Orientation
What You'll Master Here
Advanced Python pipelines are not just transforms. They are rerunnable systems that know what they processed, what they wrote, and how to recover safely.
This chapter teaches full refreshes, incremental loads, idempotency, cursors, watermarks, checkpoints, replay windows, partition-aware writes, manifests, backfills, task boundaries, orchestration, retries, and exactly-once language.
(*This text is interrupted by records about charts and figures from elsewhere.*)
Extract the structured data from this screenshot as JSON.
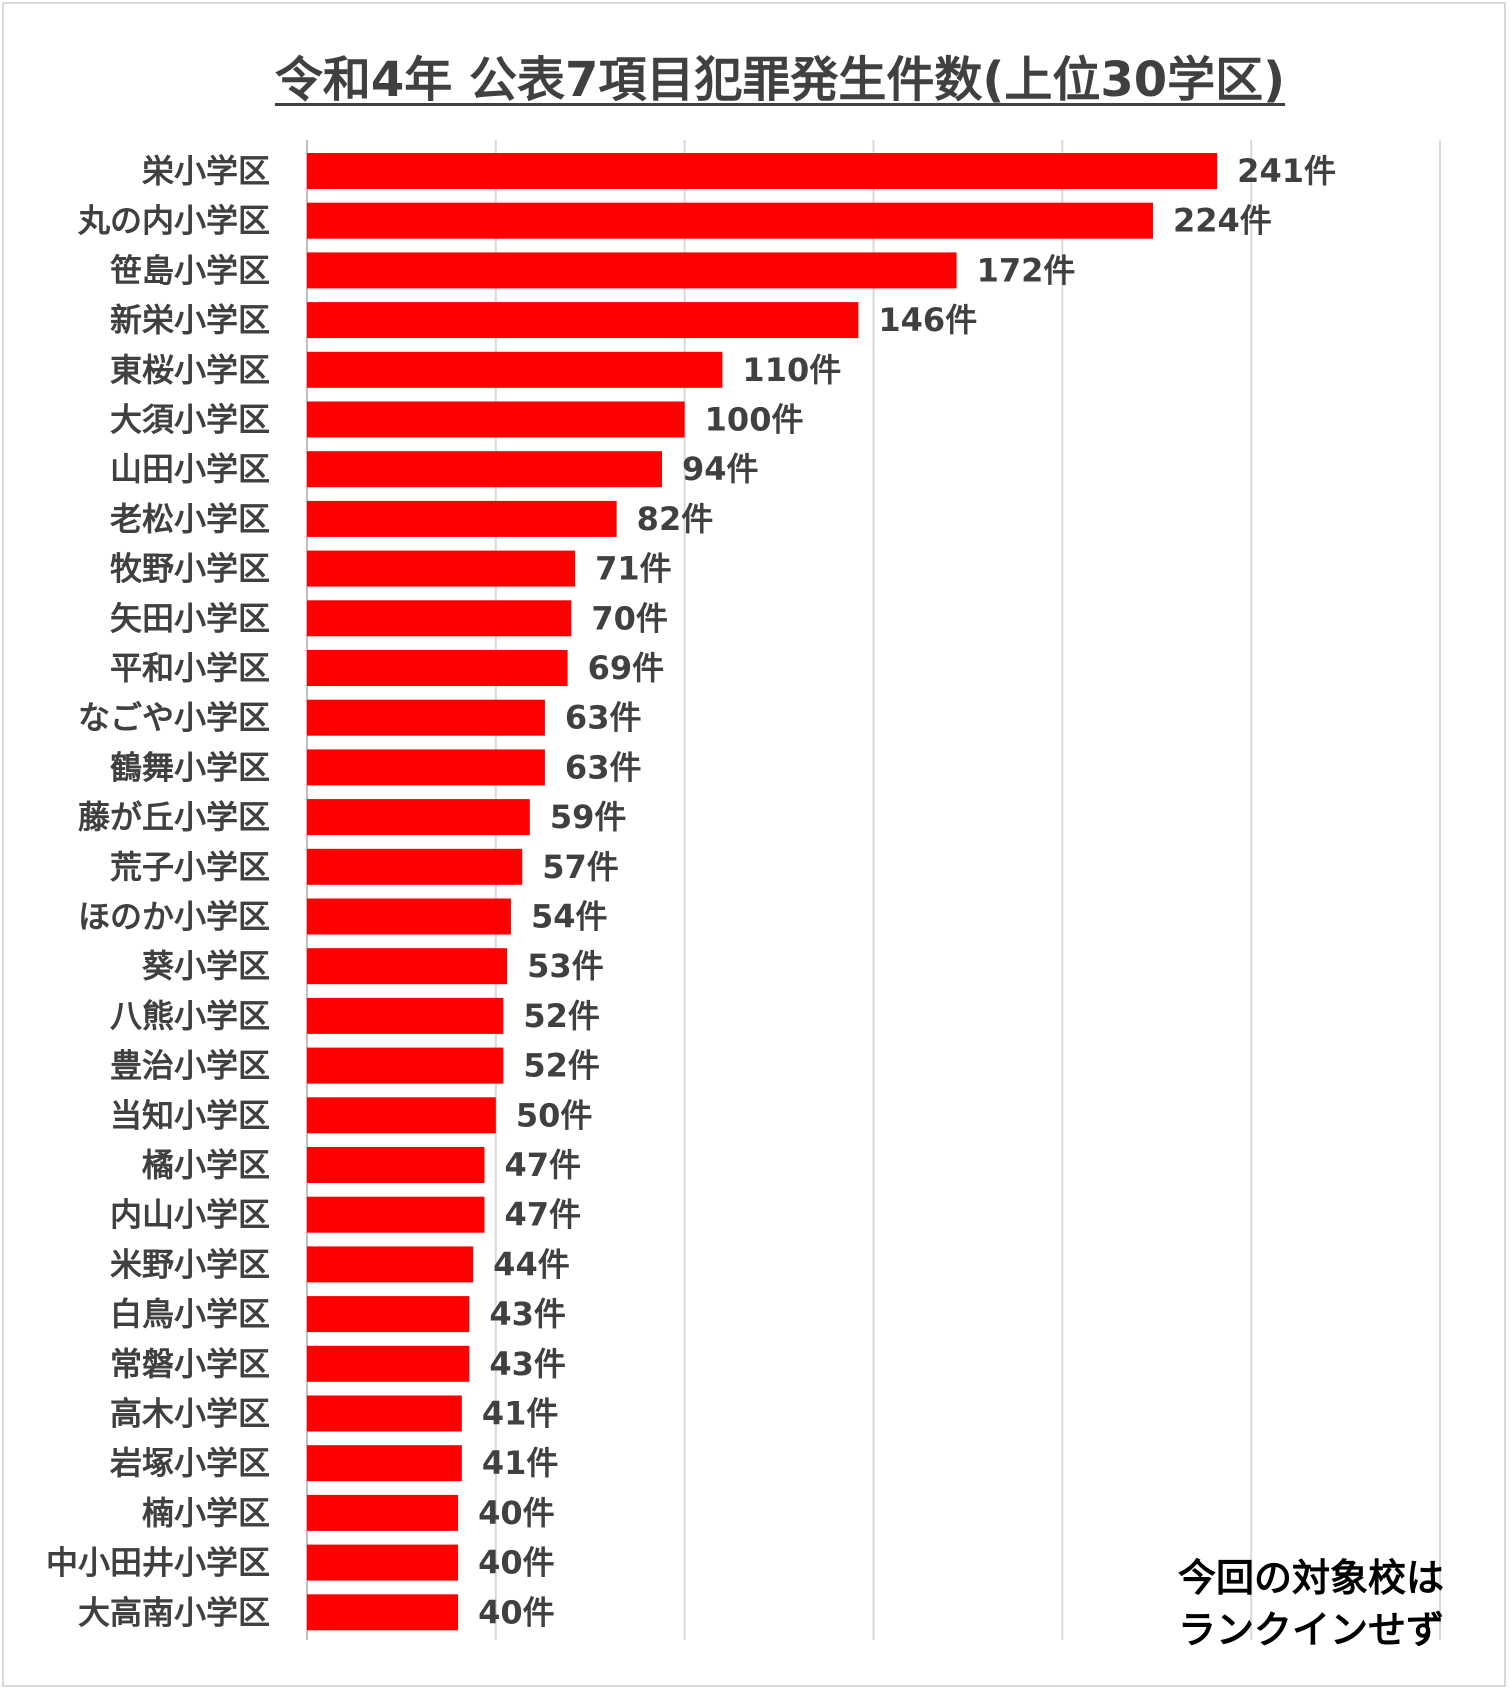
{
  "chart_data": {
    "type": "bar",
    "orientation": "horizontal",
    "title": "令和4年 公表7項目犯罪発生件数(上位30学区)",
    "xlabel": "",
    "ylabel": "",
    "xlim": [
      0,
      300
    ],
    "grid": true,
    "bar_color": "#ff0000",
    "value_suffix": "件",
    "categories": [
      "栄小学区",
      "丸の内小学区",
      "笹島小学区",
      "新栄小学区",
      "東桜小学区",
      "大須小学区",
      "山田小学区",
      "老松小学区",
      "牧野小学区",
      "矢田小学区",
      "平和小学区",
      "なごや小学区",
      "鶴舞小学区",
      "藤が丘小学区",
      "荒子小学区",
      "ほのか小学区",
      "葵小学区",
      "八熊小学区",
      "豊治小学区",
      "当知小学区",
      "橘小学区",
      "内山小学区",
      "米野小学区",
      "白鳥小学区",
      "常磐小学区",
      "高木小学区",
      "岩塚小学区",
      "楠小学区",
      "中小田井小学区",
      "大高南小学区"
    ],
    "values": [
      241,
      224,
      172,
      146,
      110,
      100,
      94,
      82,
      71,
      70,
      69,
      63,
      63,
      59,
      57,
      54,
      53,
      52,
      52,
      50,
      47,
      47,
      44,
      43,
      43,
      41,
      41,
      40,
      40,
      40
    ],
    "value_labels": [
      "241件",
      "224件",
      "172件",
      "146件",
      "110件",
      "100件",
      "94件",
      "82件",
      "71件",
      "70件",
      "69件",
      "63件",
      "63件",
      "59件",
      "57件",
      "54件",
      "53件",
      "52件",
      "52件",
      "50件",
      "47件",
      "47件",
      "44件",
      "43件",
      "43件",
      "41件",
      "41件",
      "40件",
      "40件",
      "40件"
    ]
  },
  "note": {
    "line1": "今回の対象校は",
    "line2": "ランクインせず"
  }
}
The goal is clean operational behavior: the same input produces the same final output, retries do not duplicate data, and every run leaves evidence.
Why data engineers care
Most production pipeline incidents come from reruns, late data, partial writes, or unclear ownership between tasks.
Core mental model
A pipeline is a sequence of committed boundaries, not one long script.
| task | input | output |
|---|---|---|
| extract | cursor window | raw landing file |
| validate | raw file | accepted/rejected + manifest |
| transform | accepted rows | curated partition |
| reconcile | curated partition | audit receipt |
- idempotent
- Safe to run again with the same input without duplicating or corrupting output.
- watermark
- A committed high-water mark that defines what the pipeline has safely processed.
- replay window
- A lookback range reprocessed to catch late or corrected records.
- task boundary
- A unit of work with explicit inputs, outputs, retries, and evidence.
Common mistake
Treating reruns as an afterthought.
A normal retry can create duplicate files, duplicate rows, or inconsistent partitions.
Better habit
- Write deterministic output paths.
- Commit watermarks only after successful writes.
- Store manifests for every run.
Say: I would design this to be idempotent, commit watermarks after output validation, and replay a bounded window for late data.
Practice prompts
- Define idempotency for a daily partition writer.
- Name the evidence needed before advancing a watermark.
Remember this
Reliable pipelines are designed around reruns.